Pak Supratman juga ikut bergabung, menepuk bahu Arga dengan akrab.

“Kamu cocok, Ga. Anak muda kayak kamu penting buat bangun semangat warga. Nggak semua orang punya hati kayak kamu.”

Arga tersenyum kecil, tak menjawab apa-apa. Pandangannya kembali mengarah ke area dapur. Wanita tadi masih sibuk, kini tampak sedang mengecek masakan sambil tertawa kecil dengan para ibu-ibu.

“Bu Annisa itu orangnya baik banget,” kata Pak Supratman tiba-tiba, membuat Arga sedikit terkejut.

“Siapa, Pak?”

“Yang pakai gamis hijau tadi. Istriku,” ucapnya dengan bangga.

“Oh… iya, kelihatan ramah banget,” jawab Arga sedikit kikuk.
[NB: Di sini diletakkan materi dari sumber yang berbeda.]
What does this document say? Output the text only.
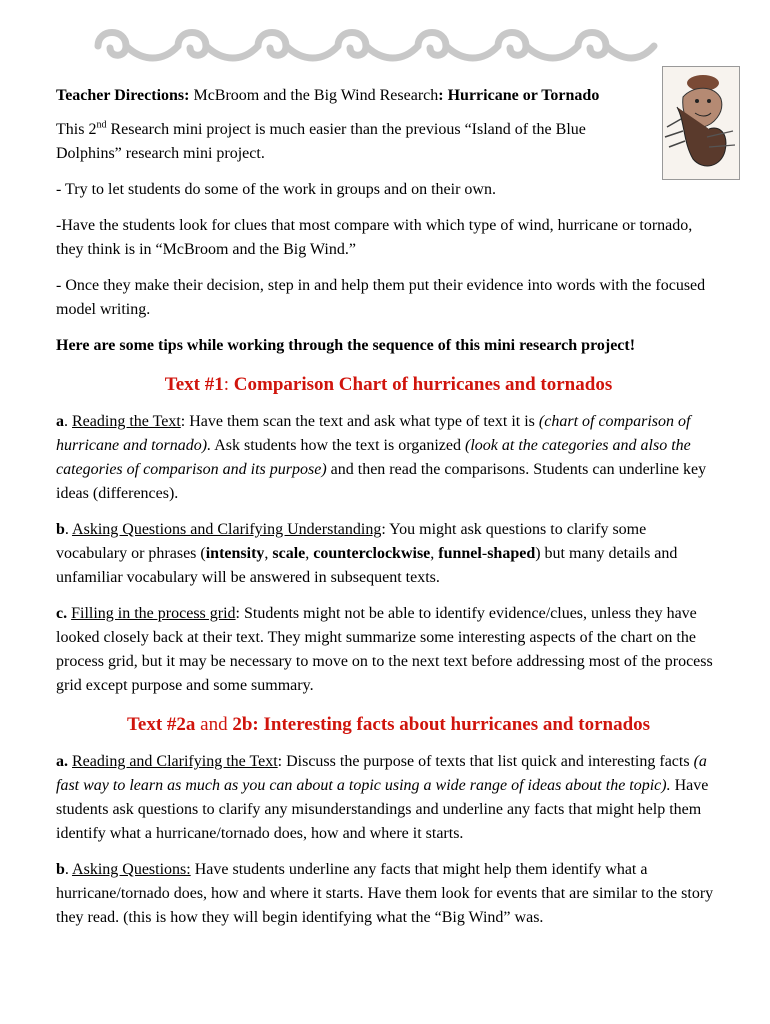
Teacher Directions: McBroom and the Big Wind Research: Hurricane or Tornado

This 2nd Research mini project is much easier than the previous “Island of the Blue Dolphins” research mini project.

- Try to let students do some of the work in groups and on their own.

-Have the students look for clues that most compare with which type of wind, hurricane or tornado, they think is in “McBroom and the Big Wind.”

- Once they make their decision, step in and help them put their evidence into words with the focused model writing.

Here are some tips while working through the sequence of this mini research project!

Text #1: Comparison Chart of hurricanes and tornados

a. Reading the Text: Have them scan the text and ask what type of text it is (chart of comparison of hurricane and tornado). Ask students how the text is organized (look at the categories and also the categories of comparison and its purpose) and then read the comparisons. Students can underline key ideas (differences).

b. Asking Questions and Clarifying Understanding: You might ask questions to clarify some vocabulary or phrases (intensity, scale, counterclockwise, funnel-shaped) but many details and unfamiliar vocabulary will be answered in subsequent texts.

c. Filling in the process grid: Students might not be able to identify evidence/clues, unless they have looked closely back at their text. They might summarize some interesting aspects of the chart on the process grid, but it may be necessary to move on to the next text before addressing most of the process grid except purpose and some summary.

Text #2a and 2b: Interesting facts about hurricanes and tornados

a. Reading and Clarifying the Text: Discuss the purpose of texts that list quick and interesting facts (a fast way to learn as much as you can about a topic using a wide range of ideas about the topic). Have students ask questions to clarify any misunderstandings and underline any facts that might help them identify what a hurricane/tornado does, how and where it starts.

b. Asking Questions: Have students underline any facts that might help them identify what a hurricane/tornado does, how and where it starts. Have them look for events that are similar to the story they read. (this is how they will begin identifying what the “Big Wind” was.
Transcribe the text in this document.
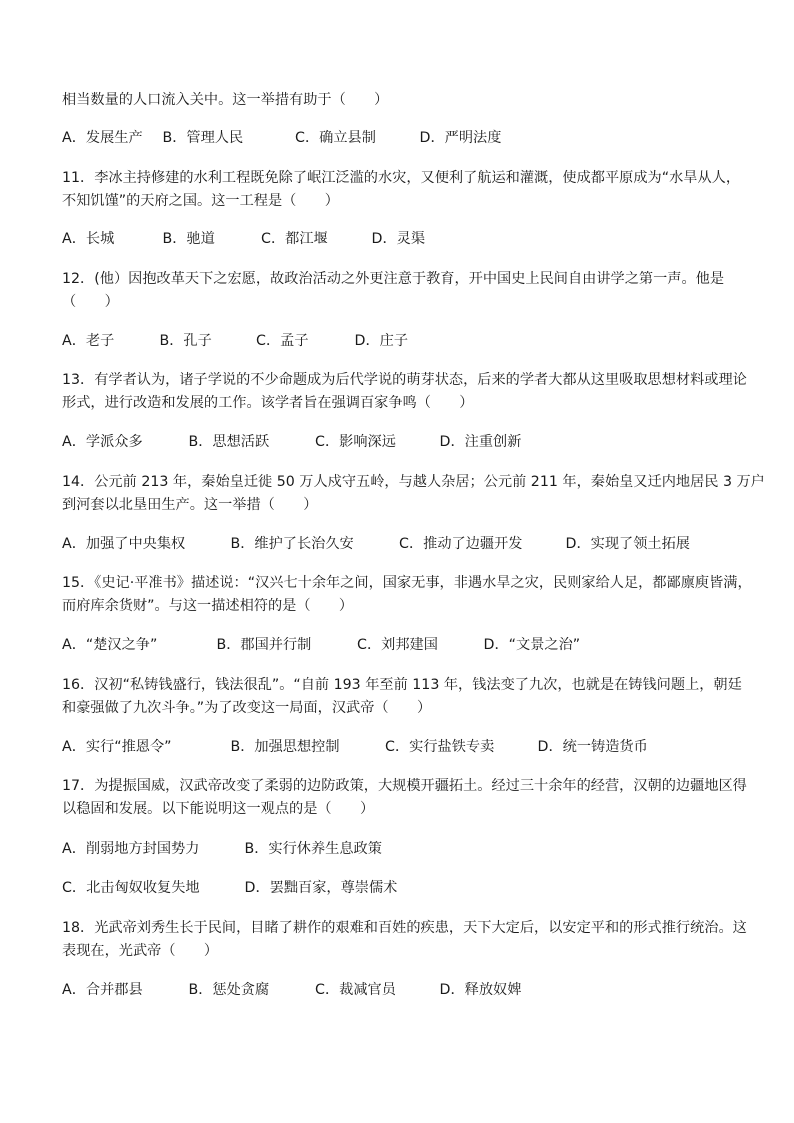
相当数量的人口流入关中。这一举措有助于（　　）
A．发展生产 B．管理人民	C．确立县制	D．严明法度
11．李冰主持修建的水利工程既免除了岷江泛滥的水灾，又便利了航运和灌溉，使成都平原成为“水旱从人，
不知饥馑”的天府之国。这一工程是（　　）
A．长城	B．驰道	C．都江堰	D．灵渠
12．(他）因抱改革天下之宏愿，故政治活动之外更注意于教育，开中国史上民间自由讲学之第一声。他是
（　　）
A．老子	B．孔子	C．孟子	D．庄子
13．有学者认为，诸子学说的不少命题成为后代学说的萌芽状态，后来的学者大都从这里吸取思想材料或理论
形式，进行改造和发展的工作。该学者旨在强调百家争鸣（　　）
A．学派众多	B．思想活跃	C．影响深远	D．注重创新
14．公元前 213 年，秦始皇迁徙 50 万人戍守五岭，与越人杂居；公元前 211 年，秦始皇又迁内地居民 3 万户
到河套以北垦田生产。这一举措（　　）
A．加强了中央集权	B．维护了长治久安	C．推动了边疆开发	D．实现了领土拓展
15．《史记·平准书》描述说：“汉兴七十余年之间，国家无事，非遇水旱之灾，民则家给人足，都鄙廪庾皆满，
而府库余货财”。与这一描述相符的是（　　）
A．“楚汉之争”	B．郡国并行制	C．刘邦建国	D．“文景之治”
16．汉初“私铸钱盛行，钱法很乱”。“自前 193 年至前 113 年，钱法变了九次，也就是在铸钱问题上，朝廷
和豪强做了九次斗争。”为了改变这一局面，汉武帝（　　）
A．实行“推恩令”	B．加强思想控制	C．实行盐铁专卖	D．统一铸造货币
17．为提振国威，汉武帝改变了柔弱的边防政策，大规模开疆拓土。经过三十余年的经营，汉朝的边疆地区得
以稳固和发展。以下能说明这一观点的是（　　）
A．削弱地方封国势力	B．实行休养生息政策
C．北击匈奴收复失地	D．罢黜百家，尊崇儒术
18．光武帝刘秀生长于民间，目睹了耕作的艰难和百姓的疾患，天下大定后，以安定平和的形式推行统治。这
表现在，光武帝（　　）
A．合并郡县	B．惩处贪腐	C．裁减官员	D．释放奴婢
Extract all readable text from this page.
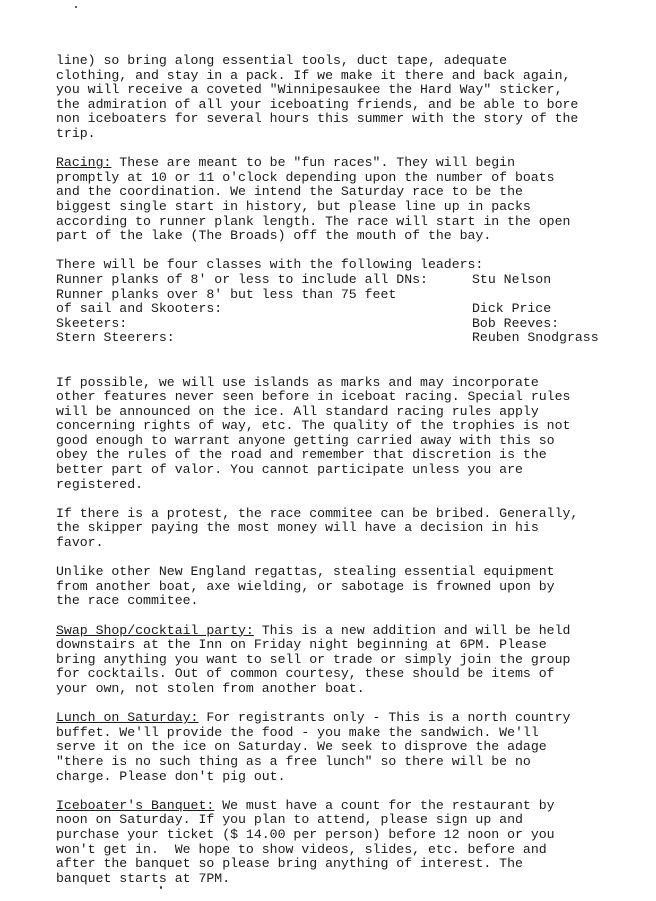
line) so bring along essential tools, duct tape, adequate
clothing, and stay in a pack. If we make it there and back again,
you will receive a coveted "Winnipesaukee the Hard Way" sticker,
the admiration of all your iceboating friends, and be able to bore
non iceboaters for several hours this summer with the story of the
trip.
Racing: These are meant to be "fun races". They will begin
promptly at 10 or 11 o'clock depending upon the number of boats
and the coordination. We intend the Saturday race to be the
biggest single start in history, but please line up in packs
according to runner plank length. The race will start in the open
part of the lake (The Broads) off the mouth of the bay.
There will be four classes with the following leaders:
Runner planks of 8' or less to include all DNs:	Stu Nelson
Runner planks over 8' but less than 75 feet
of sail and Skooters:	Dick Price
Skeeters:	Bob Reeves:
Stern Steerers:	Reuben Snodgrass
If possible, we will use islands as marks and may incorporate
other features never seen before in iceboat racing. Special rules
will be announced on the ice. All standard racing rules apply
concerning rights of way, etc. The quality of the trophies is not
good enough to warrant anyone getting carried away with this so
obey the rules of the road and remember that discretion is the
better part of valor. You cannot participate unless you are
registered.
If there is a protest, the race commitee can be bribed. Generally,
the skipper paying the most money will have a decision in his
favor.
Unlike other New England regattas, stealing essential equipment
from another boat, axe wielding, or sabotage is frowned upon by
the race commitee.
Swap Shop/cocktail party: This is a new addition and will be held
downstairs at the Inn on Friday night beginning at 6PM. Please
bring anything you want to sell or trade or simply join the group
for cocktails. Out of common courtesy, these should be items of
your own, not stolen from another boat.
Lunch on Saturday: For registrants only - This is a north country
buffet. We'll provide the food - you make the sandwich. We'll
serve it on the ice on Saturday. We seek to disprove the adage
"there is no such thing as a free lunch" so there will be no
charge. Please don't pig out.
Iceboater's Banquet: We must have a count for the restaurant by
noon on Saturday. If you plan to attend, please sign up and
purchase your ticket ($ 14.00 per person) before 12 noon or you
won't get in.  We hope to show videos, slides, etc. before and
after the banquet so please bring anything of interest. The
banquet starts at 7PM.
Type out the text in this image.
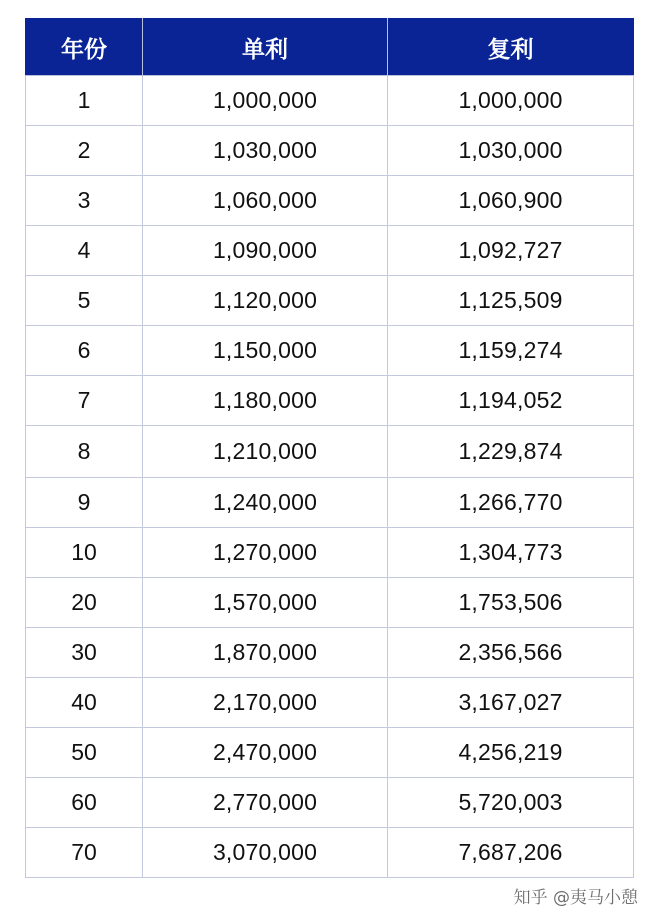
年份	单利	复利
1	1,000,000	1,000,000
2	1,030,000	1,030,000
3	1,060,000	1,060,900
4	1,090,000	1,092,727
5	1,120,000	1,125,509
6	1,150,000	1,159,274
7	1,180,000	1,194,052
8	1,210,000	1,229,874
9	1,240,000	1,266,770
10	1,270,000	1,304,773
20	1,570,000	1,753,506
30	1,870,000	2,356,566
40	2,170,000	3,167,027
50	2,470,000	4,256,219
60	2,770,000	5,720,003
70	3,070,000	7,687,206
知乎 @夷马小憩
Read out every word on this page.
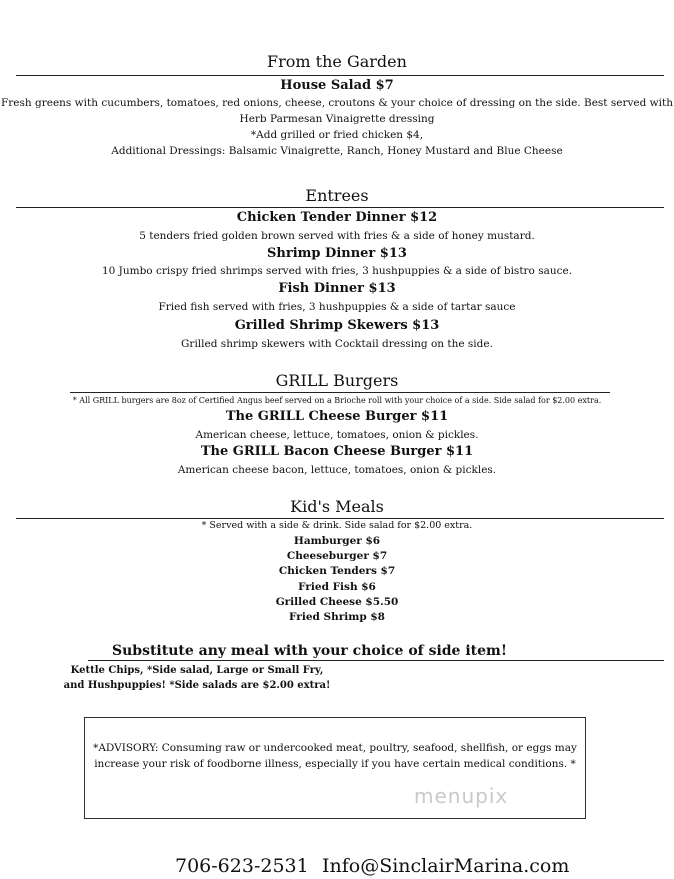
From the Garden
House Salad $7
Fresh greens with cucumbers, tomatoes, red onions, cheese, croutons & your choice of dressing on the side. Best served with
Herb Parmesan Vinaigrette dressing
*Add grilled or fried chicken $4,
Additional Dressings: Balsamic Vinaigrette, Ranch, Honey Mustard and Blue Cheese
Entrees
Chicken Tender Dinner $12
5 tenders fried golden brown served with fries & a side of honey mustard.
Shrimp Dinner $13
10 Jumbo crispy fried shrimps served with fries, 3 hushpuppies & a side of bistro sauce.
Fish Dinner $13
Fried fish served with fries, 3 hushpuppies & a side of tartar sauce
Grilled Shrimp Skewers $13
Grilled shrimp skewers with Cocktail dressing on the side.
GRILL Burgers
* All GRILL burgers are 8oz of Certified Angus beef served on a Brioche roll with your choice of a side. Side salad for $2.00 extra.
The GRILL Cheese Burger $11
American cheese, lettuce, tomatoes, onion & pickles.
The GRILL Bacon Cheese Burger $11
American cheese bacon, lettuce, tomatoes, onion & pickles.
Kid's Meals
* Served with a side & drink. Side salad for $2.00 extra.
Hamburger $6
Cheeseburger $7
Chicken Tenders $7
Fried Fish $6
Grilled Cheese $5.50
Fried Shrimp $8
Substitute any meal with your choice of side item!
Kettle Chips, *Side salad, Large or Small Fry,
and Hushpuppies! *Side salads are $2.00 extra!
*ADVISORY: Consuming raw or undercooked meat, poultry, seafood, shellfish, or eggs may
increase your risk of foodborne illness, especially if you have certain medical conditions. *
menupix
706-623-2531 Info@SinclairMarina.com
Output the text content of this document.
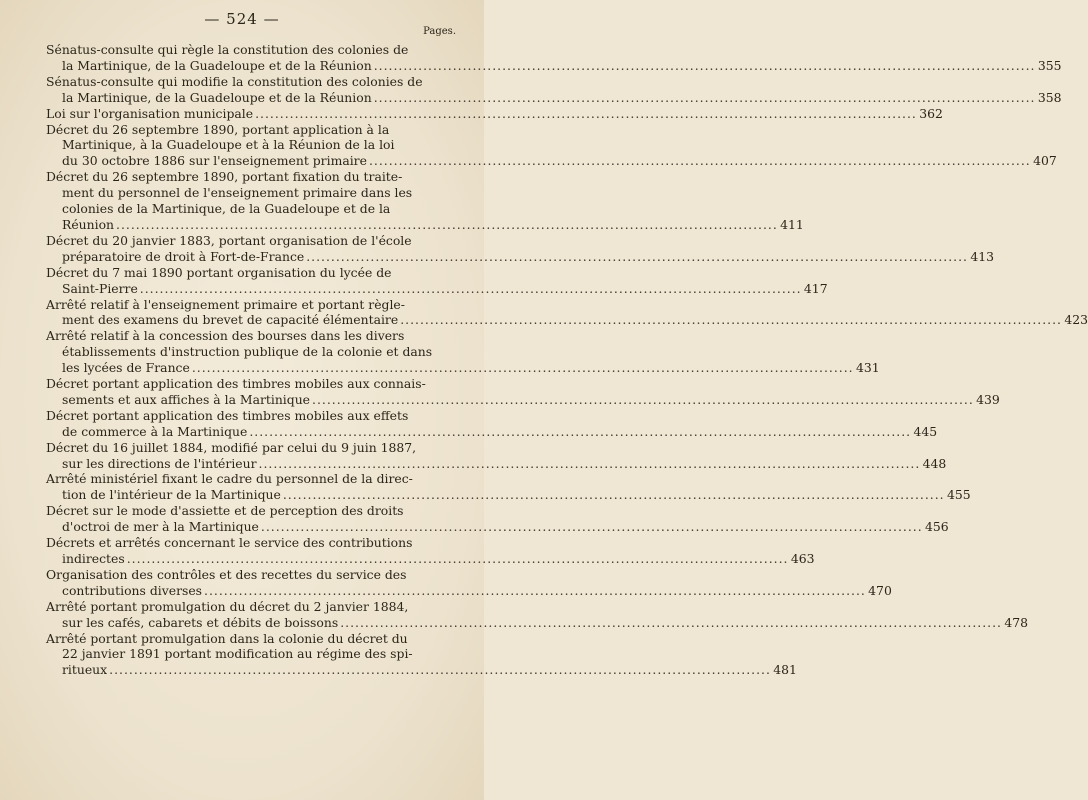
— 524 —
Pages.
Sénatus-consulte qui règle la constitution des colonies de
la Martinique, de la Guadeloupe et de la Réunion .....	355
Sénatus-consulte qui modifie la constitution des colonies de
la Martinique, de la Guadeloupe et de la Réunion .....	358
Loi sur l'organisation municipale .....	362
Décret du 26 septembre 1890, portant application à la
Martinique, à la Guadeloupe et à la Réunion de la loi
du 30 octobre 1886 sur l'enseignement primaire .....	407
Décret du 26 septembre 1890, portant fixation du traite-
ment du personnel de l'enseignement primaire dans les
colonies de la Martinique, de la Guadeloupe et de la
Réunion .....	411
Décret du 20 janvier 1883, portant organisation de l'école
préparatoire de droit à Fort-de-France .....	413
Décret du 7 mai 1890 portant organisation du lycée de
Saint-Pierre .....	417
Arrêté relatif à l'enseignement primaire et portant règle-
ment des examens du brevet de capacité élémentaire .....	423
Arrêté relatif à la concession des bourses dans les divers
établissements d'instruction publique de la colonie et dans
les lycées de France .....	431
Décret portant application des timbres mobiles aux connais-
sements et aux affiches à la Martinique .....	439
Décret portant application des timbres mobiles aux effets
de commerce à la Martinique .....	445
Décret du 16 juillet 1884, modifié par celui du 9 juin 1887,
sur les directions de l'intérieur .....	448
Arrêté ministériel fixant le cadre du personnel de la direc-
tion de l'intérieur de la Martinique .....	455
Décret sur le mode d'assiette et de perception des droits
d'octroi de mer à la Martinique .....	456
Décrets et arrêtés concernant le service des contributions
indirectes .....	463
Organisation des contrôles et des recettes du service des
contributions diverses .....	470
Arrêté portant promulgation du décret du 2 janvier 1884,
sur les cafés, cabarets et débits de boissons .....	478
Arrêté portant promulgation dans la colonie du décret du
22 janvier 1891 portant modification au régime des spi-
ritueux .....	481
Pak Supratman tertawa, lalu menepuk bahu Arga sekali lagi sebelum berjalan pergi. Arga hanya bisa memandang punggung Kepala Dusun itu sambil menghela napas pelan. Dalam diam, ia tertawa kecil pada dirinya sendiri.

‘Lihat aja baru sebentar, tapi udah bikin jantung nggak karuan.’

Suasana kerja bakti terus berlangsung hingga siang menjelang. Arga membantu hingga selesai, lalu berpamitan pada warga sambil membawa bekas cangkulnya. Beberapa anak kecil menyalaminya, ibu-ibu melambaikan tangan, dan para bapak menepuk pundaknya dengan bangga.

Hari itu, kerja bakti tak hanya menyatukan warga, tapi juga membuka sedikit demi sedikit tabir baru dalam hidup Arga — termasuk pertemuan yang hanya berlangsung sekilas, namun membekas begitu dalam.